On collapsed representation of hierarchical Completely Random Measures
This provides a method for Bayesian nonparametric modeling with hierarchical CRMs, particularly useful for topic modeling, but it is incremental as it builds on existing CRM and Poisson process frameworks.
The paper tackles the problem of generating Poisson processes from hierarchical Completely Random Measures (CRMs) without instantiating infinitely many atoms, by deriving an exact marginal distribution and Gibbs sampling strategies. As an example, it applies the sum of generalized gamma process to topic modeling, enabling Bayesian determination of power-law behavior in topics and words.

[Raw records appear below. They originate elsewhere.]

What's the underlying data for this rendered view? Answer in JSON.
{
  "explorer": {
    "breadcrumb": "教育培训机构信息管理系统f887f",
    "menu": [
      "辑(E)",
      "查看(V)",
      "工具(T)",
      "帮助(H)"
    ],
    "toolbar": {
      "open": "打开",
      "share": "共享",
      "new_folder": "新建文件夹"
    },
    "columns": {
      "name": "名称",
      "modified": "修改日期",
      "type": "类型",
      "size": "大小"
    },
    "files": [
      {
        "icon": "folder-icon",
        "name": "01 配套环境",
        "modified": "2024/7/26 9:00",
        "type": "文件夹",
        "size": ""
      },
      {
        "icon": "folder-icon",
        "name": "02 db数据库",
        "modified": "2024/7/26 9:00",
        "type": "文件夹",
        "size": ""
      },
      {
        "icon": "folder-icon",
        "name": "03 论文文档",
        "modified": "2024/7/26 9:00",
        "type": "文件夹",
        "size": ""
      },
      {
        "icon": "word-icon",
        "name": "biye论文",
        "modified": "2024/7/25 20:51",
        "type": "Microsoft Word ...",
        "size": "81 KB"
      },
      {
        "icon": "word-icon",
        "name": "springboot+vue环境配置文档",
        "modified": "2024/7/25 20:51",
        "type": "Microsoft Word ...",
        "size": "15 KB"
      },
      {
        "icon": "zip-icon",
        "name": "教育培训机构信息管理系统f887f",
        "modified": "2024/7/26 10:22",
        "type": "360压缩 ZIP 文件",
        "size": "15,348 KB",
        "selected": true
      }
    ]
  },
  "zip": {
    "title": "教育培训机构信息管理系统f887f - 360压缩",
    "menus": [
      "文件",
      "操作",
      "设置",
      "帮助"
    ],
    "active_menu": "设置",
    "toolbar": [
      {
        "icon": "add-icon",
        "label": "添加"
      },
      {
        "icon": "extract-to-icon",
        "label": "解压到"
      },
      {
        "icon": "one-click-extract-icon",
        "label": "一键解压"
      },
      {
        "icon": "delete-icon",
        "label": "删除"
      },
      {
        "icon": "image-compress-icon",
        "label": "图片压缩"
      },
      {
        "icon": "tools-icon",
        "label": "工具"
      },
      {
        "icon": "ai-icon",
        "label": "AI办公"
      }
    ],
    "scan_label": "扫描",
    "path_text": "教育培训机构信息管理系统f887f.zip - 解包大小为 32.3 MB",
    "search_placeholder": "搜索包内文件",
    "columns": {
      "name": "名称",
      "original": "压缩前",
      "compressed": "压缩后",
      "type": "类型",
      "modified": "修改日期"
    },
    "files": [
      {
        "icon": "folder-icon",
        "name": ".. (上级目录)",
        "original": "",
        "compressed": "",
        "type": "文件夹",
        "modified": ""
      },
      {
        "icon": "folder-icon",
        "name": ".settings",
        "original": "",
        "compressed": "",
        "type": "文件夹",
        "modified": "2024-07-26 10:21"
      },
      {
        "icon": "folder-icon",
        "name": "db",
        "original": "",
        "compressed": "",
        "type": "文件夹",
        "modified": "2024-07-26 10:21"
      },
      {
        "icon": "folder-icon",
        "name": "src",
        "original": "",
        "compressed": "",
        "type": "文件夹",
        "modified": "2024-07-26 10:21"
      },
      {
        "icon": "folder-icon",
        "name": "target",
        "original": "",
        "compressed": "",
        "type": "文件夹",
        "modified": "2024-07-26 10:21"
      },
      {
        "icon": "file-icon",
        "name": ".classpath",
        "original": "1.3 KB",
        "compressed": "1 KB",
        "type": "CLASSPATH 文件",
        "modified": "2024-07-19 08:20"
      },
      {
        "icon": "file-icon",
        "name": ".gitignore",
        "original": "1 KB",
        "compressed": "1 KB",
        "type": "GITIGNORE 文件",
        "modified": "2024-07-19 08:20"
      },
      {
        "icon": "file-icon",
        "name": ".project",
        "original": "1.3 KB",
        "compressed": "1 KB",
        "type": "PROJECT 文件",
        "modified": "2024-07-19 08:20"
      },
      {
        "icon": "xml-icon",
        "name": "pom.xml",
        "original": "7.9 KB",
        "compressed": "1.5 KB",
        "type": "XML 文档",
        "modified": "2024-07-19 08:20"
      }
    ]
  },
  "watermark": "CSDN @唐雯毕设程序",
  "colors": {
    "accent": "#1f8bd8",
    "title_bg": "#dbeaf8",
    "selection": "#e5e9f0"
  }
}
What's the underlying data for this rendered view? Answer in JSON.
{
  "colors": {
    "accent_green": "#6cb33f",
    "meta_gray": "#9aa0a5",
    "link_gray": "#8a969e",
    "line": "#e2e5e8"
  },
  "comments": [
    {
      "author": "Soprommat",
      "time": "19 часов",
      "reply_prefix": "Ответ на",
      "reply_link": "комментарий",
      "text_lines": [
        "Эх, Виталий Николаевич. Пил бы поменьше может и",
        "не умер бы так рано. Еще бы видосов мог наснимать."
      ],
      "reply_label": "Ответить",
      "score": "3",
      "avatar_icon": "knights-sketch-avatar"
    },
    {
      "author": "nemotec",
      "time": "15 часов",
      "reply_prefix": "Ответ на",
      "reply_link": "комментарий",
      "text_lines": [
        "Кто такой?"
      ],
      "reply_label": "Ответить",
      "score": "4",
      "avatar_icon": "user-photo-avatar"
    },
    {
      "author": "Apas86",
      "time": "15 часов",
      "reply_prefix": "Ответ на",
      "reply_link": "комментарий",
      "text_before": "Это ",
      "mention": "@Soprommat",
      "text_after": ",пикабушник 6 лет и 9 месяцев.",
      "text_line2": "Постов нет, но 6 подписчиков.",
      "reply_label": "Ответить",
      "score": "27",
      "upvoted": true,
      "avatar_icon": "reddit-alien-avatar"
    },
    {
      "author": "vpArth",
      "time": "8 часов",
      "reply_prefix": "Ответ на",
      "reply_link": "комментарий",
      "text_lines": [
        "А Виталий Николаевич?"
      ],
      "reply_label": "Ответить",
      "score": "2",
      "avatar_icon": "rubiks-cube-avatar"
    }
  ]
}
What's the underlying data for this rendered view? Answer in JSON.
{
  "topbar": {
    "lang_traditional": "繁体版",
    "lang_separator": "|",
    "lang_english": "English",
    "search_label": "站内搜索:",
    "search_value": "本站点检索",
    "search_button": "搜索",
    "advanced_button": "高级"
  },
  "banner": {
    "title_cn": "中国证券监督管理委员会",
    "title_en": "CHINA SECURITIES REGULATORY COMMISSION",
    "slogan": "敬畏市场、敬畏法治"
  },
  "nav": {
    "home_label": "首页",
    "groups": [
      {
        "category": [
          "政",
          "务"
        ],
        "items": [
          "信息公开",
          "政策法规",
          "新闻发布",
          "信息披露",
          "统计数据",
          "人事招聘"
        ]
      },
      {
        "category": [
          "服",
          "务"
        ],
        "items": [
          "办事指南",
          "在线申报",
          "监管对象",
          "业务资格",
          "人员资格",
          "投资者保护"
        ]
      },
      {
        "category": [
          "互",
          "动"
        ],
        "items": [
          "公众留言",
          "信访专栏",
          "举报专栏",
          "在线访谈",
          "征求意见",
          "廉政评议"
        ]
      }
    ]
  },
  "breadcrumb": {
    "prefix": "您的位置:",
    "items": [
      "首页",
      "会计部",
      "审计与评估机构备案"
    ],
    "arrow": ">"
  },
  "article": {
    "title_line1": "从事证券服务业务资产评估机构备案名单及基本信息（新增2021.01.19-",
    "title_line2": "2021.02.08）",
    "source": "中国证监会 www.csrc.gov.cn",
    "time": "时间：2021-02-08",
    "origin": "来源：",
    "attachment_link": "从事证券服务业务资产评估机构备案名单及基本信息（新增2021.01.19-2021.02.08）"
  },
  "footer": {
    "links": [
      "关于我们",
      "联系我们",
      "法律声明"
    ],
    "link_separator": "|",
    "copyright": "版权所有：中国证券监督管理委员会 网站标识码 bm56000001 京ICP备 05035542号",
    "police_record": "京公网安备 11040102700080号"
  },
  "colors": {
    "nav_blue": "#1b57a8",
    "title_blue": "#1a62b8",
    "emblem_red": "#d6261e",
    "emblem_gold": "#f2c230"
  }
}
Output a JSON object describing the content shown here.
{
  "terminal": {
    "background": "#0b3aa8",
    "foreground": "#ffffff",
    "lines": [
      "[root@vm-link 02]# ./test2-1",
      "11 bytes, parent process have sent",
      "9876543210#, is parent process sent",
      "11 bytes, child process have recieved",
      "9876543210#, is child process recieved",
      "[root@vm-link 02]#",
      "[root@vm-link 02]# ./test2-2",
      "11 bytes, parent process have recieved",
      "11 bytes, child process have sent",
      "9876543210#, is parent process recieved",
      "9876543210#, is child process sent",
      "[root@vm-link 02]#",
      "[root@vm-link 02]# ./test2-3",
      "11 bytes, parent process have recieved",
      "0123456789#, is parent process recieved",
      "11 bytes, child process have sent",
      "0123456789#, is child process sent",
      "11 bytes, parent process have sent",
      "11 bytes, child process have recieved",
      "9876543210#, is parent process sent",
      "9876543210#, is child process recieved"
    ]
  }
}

The aim of the paper is to provide an exact approach for generating a Poisson process sampled from a hierarchical CRM, without having to instantiate the infinitely many atoms of the random measures. We use completely random measures~(CRM) and hierarchical CRM to define a prior for Poisson processes. We derive the marginal distribution of the resultant point process, when the underlying CRM is marginalized out. Using well known properties unique to Poisson processes, we were able to derive an exact approach for instantiating a Poisson process with a hierarchical CRM prior. Furthermore, we derive Gibbs sampling strategies for hierarchical CRM models based on Chinese restaurant franchise sampling scheme. As an example, we present the sum of generalized gamma process (SGGP), and show its application in topic-modelling. We show that one can determine the power-law behaviour of the topics and words in a Bayesian fashion, by defining a prior on the parameters of SGGP.